Réal avait appris beaucoup de trucs avec les chevaux. Le cheval de la famille Guay était particulièrement rebelle et plutôt que de s'approcher, s'éloignait en courant. Pour l'attraper au champ, Réal faisait semblant de lui apporter de l'avoine et dissimulait la bride aux yeux du cheval, car cet instrument lui faisait redouter le travail.

Mais le mauvais sort semblait s'acharner sur lui. Un jour où les deux enfants s'élançaient pour voit battre le grain à la trépigneuse, Réal tarde à arriver. Il s’amène la figure tout ensanglantée, se tenant le nez. En passant sous une corde à linge en métal qui servait à l’usage de la maison, il s’y était accroché la figure et on peut imaginer  son état. Aussitôt, un de ses frères lui débite: espèce de maladroit et sans-génie! Tu ne peux pas faire attention et regarder où tu cours! Va-t’en à la maison te laver et restes-y!

Une trépigneuse actionnée par un cheval pour battre le grain.
Malgré tout, Réal a bon cœur. Alors que son ami Marcel est pris de rhumatismes inflammatoires et est immobilisé à la maison, il s'amène avec une chaudière bien remplie de beaux gros bleuets bien mûrs, cueillis tout spécialement à son intention.

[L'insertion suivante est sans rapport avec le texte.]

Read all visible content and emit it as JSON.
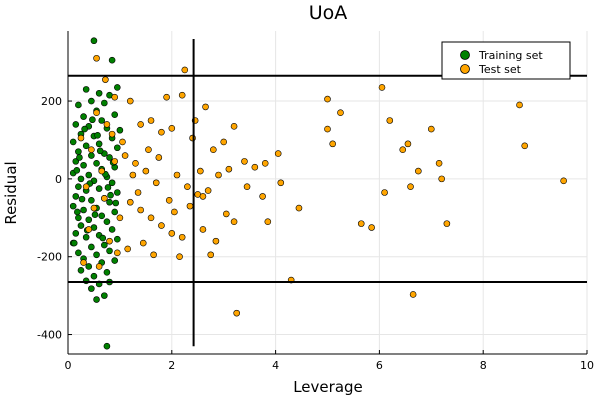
{
  "chart_data": {
    "type": "scatter",
    "title": "UoA",
    "xlabel": "Leverage",
    "ylabel": "Residual",
    "xlim": [
      0,
      10
    ],
    "ylim": [
      -450,
      380
    ],
    "xticks": [
      0,
      2,
      4,
      6,
      8,
      10
    ],
    "yticks": [
      -400,
      -200,
      0,
      200
    ],
    "grid": true,
    "legend_position": "top-right",
    "thresholds": {
      "leverage_warning": 2.42,
      "residual_upper": 265,
      "residual_lower": -265
    },
    "series": [
      {
        "name": "Training set",
        "color": "#008000",
        "points": [
          [
            0.5,
            355
          ],
          [
            0.85,
            305
          ],
          [
            0.35,
            230
          ],
          [
            0.6,
            220
          ],
          [
            0.8,
            215
          ],
          [
            0.95,
            235
          ],
          [
            0.45,
            200
          ],
          [
            0.7,
            195
          ],
          [
            0.2,
            190
          ],
          [
            0.55,
            175
          ],
          [
            0.3,
            160
          ],
          [
            0.9,
            165
          ],
          [
            0.65,
            150
          ],
          [
            0.15,
            140
          ],
          [
            0.4,
            135
          ],
          [
            0.75,
            130
          ],
          [
            1.0,
            125
          ],
          [
            0.25,
            115
          ],
          [
            0.5,
            110
          ],
          [
            0.85,
            105
          ],
          [
            0.1,
            95
          ],
          [
            0.6,
            90
          ],
          [
            0.35,
            85
          ],
          [
            0.95,
            80
          ],
          [
            0.2,
            70
          ],
          [
            0.7,
            65
          ],
          [
            0.45,
            60
          ],
          [
            0.8,
            55
          ],
          [
            0.15,
            45
          ],
          [
            0.55,
            40
          ],
          [
            0.3,
            35
          ],
          [
            0.9,
            30
          ],
          [
            0.65,
            25
          ],
          [
            0.1,
            15
          ],
          [
            0.4,
            10
          ],
          [
            0.75,
            5
          ],
          [
            0.25,
            0
          ],
          [
            0.5,
            -5
          ],
          [
            0.85,
            -10
          ],
          [
            0.2,
            -20
          ],
          [
            0.6,
            -25
          ],
          [
            0.35,
            -30
          ],
          [
            0.95,
            -35
          ],
          [
            0.15,
            -45
          ],
          [
            0.7,
            -50
          ],
          [
            0.45,
            -55
          ],
          [
            0.8,
            -60
          ],
          [
            0.1,
            -70
          ],
          [
            0.55,
            -75
          ],
          [
            0.3,
            -80
          ],
          [
            0.9,
            -85
          ],
          [
            0.65,
            -95
          ],
          [
            0.2,
            -100
          ],
          [
            0.4,
            -105
          ],
          [
            0.75,
            -110
          ],
          [
            0.25,
            -120
          ],
          [
            0.5,
            -125
          ],
          [
            0.85,
            -130
          ],
          [
            0.15,
            -140
          ],
          [
            0.6,
            -145
          ],
          [
            0.35,
            -150
          ],
          [
            0.95,
            -155
          ],
          [
            0.1,
            -165
          ],
          [
            0.7,
            -170
          ],
          [
            0.45,
            -175
          ],
          [
            0.8,
            -185
          ],
          [
            0.2,
            -190
          ],
          [
            0.55,
            -195
          ],
          [
            0.3,
            -205
          ],
          [
            0.9,
            -210
          ],
          [
            0.65,
            -215
          ],
          [
            0.4,
            -225
          ],
          [
            0.25,
            -235
          ],
          [
            0.75,
            -240
          ],
          [
            0.5,
            -250
          ],
          [
            0.35,
            -262
          ],
          [
            0.6,
            -270
          ],
          [
            0.45,
            -282
          ],
          [
            0.8,
            -265
          ],
          [
            0.7,
            -300
          ],
          [
            0.55,
            -310
          ],
          [
            0.75,
            -430
          ],
          [
            0.12,
            -165
          ],
          [
            0.22,
            55
          ],
          [
            0.42,
            -12
          ],
          [
            0.62,
            72
          ],
          [
            0.82,
            -42
          ],
          [
            0.32,
            128
          ],
          [
            0.52,
            -92
          ],
          [
            0.72,
            12
          ],
          [
            0.92,
            -62
          ],
          [
            0.17,
            22
          ],
          [
            0.37,
            -132
          ],
          [
            0.57,
            112
          ],
          [
            0.77,
            -22
          ],
          [
            0.27,
            -52
          ],
          [
            0.47,
            152
          ],
          [
            0.67,
            -152
          ],
          [
            0.87,
            42
          ],
          [
            0.18,
            -85
          ]
        ]
      },
      {
        "name": "Test set",
        "color": "#ffa500",
        "points": [
          [
            0.55,
            310
          ],
          [
            0.72,
            255
          ],
          [
            2.25,
            280
          ],
          [
            0.9,
            210
          ],
          [
            1.2,
            200
          ],
          [
            1.9,
            210
          ],
          [
            2.2,
            215
          ],
          [
            2.65,
            185
          ],
          [
            3.2,
            135
          ],
          [
            4.05,
            65
          ],
          [
            1.4,
            140
          ],
          [
            1.6,
            150
          ],
          [
            1.8,
            120
          ],
          [
            2.0,
            130
          ],
          [
            2.4,
            105
          ],
          [
            2.8,
            75
          ],
          [
            3.0,
            95
          ],
          [
            3.4,
            45
          ],
          [
            3.6,
            30
          ],
          [
            3.8,
            40
          ],
          [
            1.1,
            60
          ],
          [
            1.3,
            40
          ],
          [
            1.5,
            20
          ],
          [
            1.7,
            -10
          ],
          [
            2.1,
            10
          ],
          [
            2.3,
            -20
          ],
          [
            2.5,
            -40
          ],
          [
            2.7,
            -30
          ],
          [
            2.9,
            10
          ],
          [
            3.1,
            25
          ],
          [
            1.2,
            -60
          ],
          [
            1.4,
            -80
          ],
          [
            1.6,
            -100
          ],
          [
            1.8,
            -120
          ],
          [
            2.0,
            -140
          ],
          [
            2.2,
            -150
          ],
          [
            2.6,
            -130
          ],
          [
            2.85,
            -160
          ],
          [
            3.05,
            -90
          ],
          [
            3.2,
            -110
          ],
          [
            1.15,
            -180
          ],
          [
            1.45,
            -165
          ],
          [
            2.15,
            -200
          ],
          [
            2.75,
            -195
          ],
          [
            3.45,
            -20
          ],
          [
            3.75,
            -45
          ],
          [
            4.1,
            -10
          ],
          [
            4.3,
            -260
          ],
          [
            3.25,
            -345
          ],
          [
            4.45,
            -75
          ],
          [
            3.85,
            -110
          ],
          [
            5.0,
            205
          ],
          [
            5.25,
            170
          ],
          [
            5.0,
            128
          ],
          [
            5.1,
            90
          ],
          [
            6.05,
            235
          ],
          [
            6.2,
            150
          ],
          [
            6.45,
            75
          ],
          [
            6.55,
            90
          ],
          [
            6.75,
            20
          ],
          [
            6.1,
            -35
          ],
          [
            6.6,
            -20
          ],
          [
            5.65,
            -115
          ],
          [
            5.85,
            -125
          ],
          [
            6.65,
            -297
          ],
          [
            7.0,
            128
          ],
          [
            7.15,
            40
          ],
          [
            7.2,
            0
          ],
          [
            7.3,
            -115
          ],
          [
            8.7,
            190
          ],
          [
            8.8,
            85
          ],
          [
            9.55,
            -5
          ],
          [
            0.3,
            -215
          ],
          [
            0.6,
            -225
          ],
          [
            0.95,
            -190
          ],
          [
            0.8,
            -160
          ],
          [
            0.4,
            -130
          ],
          [
            1.0,
            -100
          ],
          [
            0.5,
            -75
          ],
          [
            0.7,
            -50
          ],
          [
            0.35,
            -20
          ],
          [
            0.65,
            20
          ],
          [
            0.9,
            45
          ],
          [
            0.45,
            75
          ],
          [
            0.25,
            105
          ],
          [
            0.75,
            140
          ],
          [
            0.55,
            170
          ],
          [
            0.85,
            115
          ],
          [
            1.05,
            95
          ],
          [
            1.25,
            10
          ],
          [
            1.35,
            -35
          ],
          [
            1.55,
            75
          ],
          [
            1.75,
            55
          ],
          [
            1.95,
            -55
          ],
          [
            2.35,
            -70
          ],
          [
            2.55,
            20
          ],
          [
            2.45,
            150
          ],
          [
            2.05,
            -85
          ],
          [
            1.65,
            -195
          ],
          [
            2.6,
            -45
          ]
        ]
      }
    ]
  }
}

Plus âgé, il passe des périodes chez des cultivateurs et chez le boucher. Il était reçu partout, mais personne ne l’adoptait. Les familles étaient nombreuses, parfois jusqu’à près de vingt enfants, et tous en avaient suffisamment assez de leurs propres enfants.

Avec Réal, on pouvait s’attendre à toutes les malchances. Son beau père disait de lui: il est assez maladroit que dans une étable et près d’une vache qui veut faire son tas, si Réal lui présentait une pelle, la vache ferait à côté! Une fois, en pêchant avec Marcel au petit lac de la décharge du Lac-à-la-Truite, au moment où il retire sa ligne pour la lancer à nouveau, un poisson mal accroché s'envole et lui arrache sa pipe qui perd à l'eau. Une autre fois, il s'écarte dans les marécages en haut du Lac-à-la-Truite, malgré les hautes montagnes qui délimitent pourtant bien l'endroit.

Rendu à l’âge de fréquenter les filles, il erra à quelques maisons puis il finit par se fixer chez un cultivateur dont il maria la fille, plus jeune de quelques années. Il eût onze enfants et Marcel fut le parrain de sa première fille. Il vécut quelque temps à Bergeronnes puis alla s’établir comme colon à Sainte-Thérèse de Colombier où il vécût pauvrement.

Durant plusieurs années ensuite, il travaillait comme contremaître dans un chantier coopératif de l’endroit et c’est là qu'il travaillait lorsqu’il fût déclaré perdu en forêt. Sainte-Thérèse est une petite localité et la forêt peu étendue. Toutes les recherches furent vaines et lorsqu'enfin on fit chanter son service, le cercueil était vide. Pauvre Réal, c’est le cas de le dire qu’il n’était pas né sous une bonne étoile, tellement malchanceux dans la vie qu'il n’était même pas à son propre service!

Même après plusieurs années, son corps n’a jamais été retrouvé et sa mort est demeurée mystérieuse.  Un commerçant de l’endroit prétendait qu’en faisant du trappage, des braconniers avaient  installé un piège à ours qui était comme un arc dans un arbre. Quand la bête se prend, elle est attirée vers le haut et s’étouffait. Réal se serait pris dans le piège et pour ne pas se faire prendre, les braconniers l’auraient fait disparaître dans un lac avec une roche.

Moins de deux années après, sa veuve périt, noyée au bord d’un petit cours d’eau dans un accident avec un de ses petits qu’elle avait emmené en promenade d'agrément.